Comparative genomics as a tool for gene discovery

With the increasing availability of data from multiple eukaryotic genome sequencing projects, attention has focused on interspecific comparisons to discover novel genes and transcribed genomic sequences. Generally, these extrinsic strategies combine ab initio gene prediction with expression and/or homology data to identify conserved gene candidates between two or more genomes. Interspecific sequence analyses have proven invaluable for the improvement of existing annotations, automation of annotation, and identification of novel coding regions and splice variants. Further, comparative genomic approaches hold the promise of improved prediction of terminal or small exons, microRNA precursors, and small peptide-encoding open reading frames — sequence elements that are difficult to identify through purely intrinsic methodologies in the absence of experimental data.

Introduction

The publication of the genome sequence for the yeast Saccharomyces cerevisiae in 1996 [1] ushered in the genomic era for the eukaryotic research community. Subsequently, the genome sequences of Caenorhabditis elegans [2], Drosophila melanogaster [3], Arabidopsis thaliana [4], and human [5] were published. These prototype genome projects provided biologists with the power to evaluate experimental observations in a whole-genome context. Technical innovations in molecular biology, biochemistry, and information processing precipitated by these projects have made high-throughput tools cost-effective and accessible to a wider range of investigators.

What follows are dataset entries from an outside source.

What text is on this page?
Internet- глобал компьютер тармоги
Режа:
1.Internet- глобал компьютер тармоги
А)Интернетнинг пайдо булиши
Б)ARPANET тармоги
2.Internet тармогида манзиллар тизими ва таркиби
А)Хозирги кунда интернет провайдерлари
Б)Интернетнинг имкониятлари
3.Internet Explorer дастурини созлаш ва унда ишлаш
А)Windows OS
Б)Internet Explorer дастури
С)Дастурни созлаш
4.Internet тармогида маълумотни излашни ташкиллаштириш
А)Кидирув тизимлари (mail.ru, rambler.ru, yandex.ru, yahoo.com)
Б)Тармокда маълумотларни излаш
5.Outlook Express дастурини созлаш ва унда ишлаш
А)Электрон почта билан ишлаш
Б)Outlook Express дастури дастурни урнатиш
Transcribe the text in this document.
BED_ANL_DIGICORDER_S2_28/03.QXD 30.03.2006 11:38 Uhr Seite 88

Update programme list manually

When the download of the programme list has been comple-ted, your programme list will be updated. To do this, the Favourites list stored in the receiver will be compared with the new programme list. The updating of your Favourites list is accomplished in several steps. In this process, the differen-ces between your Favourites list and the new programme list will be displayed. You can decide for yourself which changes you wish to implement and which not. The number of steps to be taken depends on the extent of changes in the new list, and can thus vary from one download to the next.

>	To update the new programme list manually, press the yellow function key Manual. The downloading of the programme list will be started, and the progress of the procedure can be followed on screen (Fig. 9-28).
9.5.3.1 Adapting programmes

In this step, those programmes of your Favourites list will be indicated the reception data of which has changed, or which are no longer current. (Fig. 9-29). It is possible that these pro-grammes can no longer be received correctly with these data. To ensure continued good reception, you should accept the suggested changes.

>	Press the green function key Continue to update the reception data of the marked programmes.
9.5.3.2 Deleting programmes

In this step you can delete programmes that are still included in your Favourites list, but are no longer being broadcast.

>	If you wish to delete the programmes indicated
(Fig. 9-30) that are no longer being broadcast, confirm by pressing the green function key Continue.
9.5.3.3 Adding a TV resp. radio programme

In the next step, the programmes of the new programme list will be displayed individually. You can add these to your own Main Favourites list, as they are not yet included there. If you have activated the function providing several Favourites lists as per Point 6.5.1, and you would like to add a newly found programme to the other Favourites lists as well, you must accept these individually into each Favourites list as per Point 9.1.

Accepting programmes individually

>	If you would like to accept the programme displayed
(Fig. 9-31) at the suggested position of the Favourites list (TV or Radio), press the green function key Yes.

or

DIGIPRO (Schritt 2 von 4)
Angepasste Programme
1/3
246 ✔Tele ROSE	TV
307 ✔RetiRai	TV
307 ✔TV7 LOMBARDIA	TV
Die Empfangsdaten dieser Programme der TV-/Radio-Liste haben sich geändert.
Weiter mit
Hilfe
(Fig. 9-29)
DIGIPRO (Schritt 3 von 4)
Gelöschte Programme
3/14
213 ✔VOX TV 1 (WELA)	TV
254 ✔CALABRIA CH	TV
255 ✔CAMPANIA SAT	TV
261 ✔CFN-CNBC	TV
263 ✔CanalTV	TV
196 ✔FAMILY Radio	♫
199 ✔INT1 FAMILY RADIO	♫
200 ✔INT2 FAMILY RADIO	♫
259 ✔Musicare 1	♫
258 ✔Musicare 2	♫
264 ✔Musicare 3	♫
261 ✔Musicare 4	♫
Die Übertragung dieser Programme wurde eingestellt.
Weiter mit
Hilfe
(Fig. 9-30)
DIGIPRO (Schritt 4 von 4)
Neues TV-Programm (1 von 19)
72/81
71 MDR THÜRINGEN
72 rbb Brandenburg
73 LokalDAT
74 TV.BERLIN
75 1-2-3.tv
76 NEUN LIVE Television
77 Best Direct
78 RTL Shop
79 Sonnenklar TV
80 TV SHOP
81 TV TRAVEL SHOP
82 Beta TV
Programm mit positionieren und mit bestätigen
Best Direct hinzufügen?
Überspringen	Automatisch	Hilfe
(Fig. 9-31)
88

The need to improve annotation and gene identification in the prototype genome sequences, the desire to investigate natural variation and genome evolution, and the recognition of the practical limitations to gene discovery through the study of individual genomes has placed an emphasis on comparative studies. As such, there has been an expansion in the number of completed eukaryotic genome sequencing projects (∼80) and ongoing projects (∼500) over the past five years (Genomes OnLine Database v2.0; http://www.genomesonline.org). The sequencing of additional genomes poses novel logistical and technical issues for the processing and interpretation of sequence data. Unlike the prototype eukaryotic genome projects, extensive manual curation of next-generation sequencing projects is neither time- nor resource-effective. Beginning with the annotation of the mouse genome [6], the partial or complete automation of genome sequence curation has become the norm.

This review will explore recent advances in the prediction and refinement of gene models, the empirical validation of these models, and the identification of non-coding transcribed sequences using comparative genomic approaches. While drawing on the literature at large, the utility of the approaches will be evaluated relative to the current state of plant genomics. Table 1 summaries the methodologies presented in this review that have been formalized as discrete programs or computational pipelines and are available to the research community.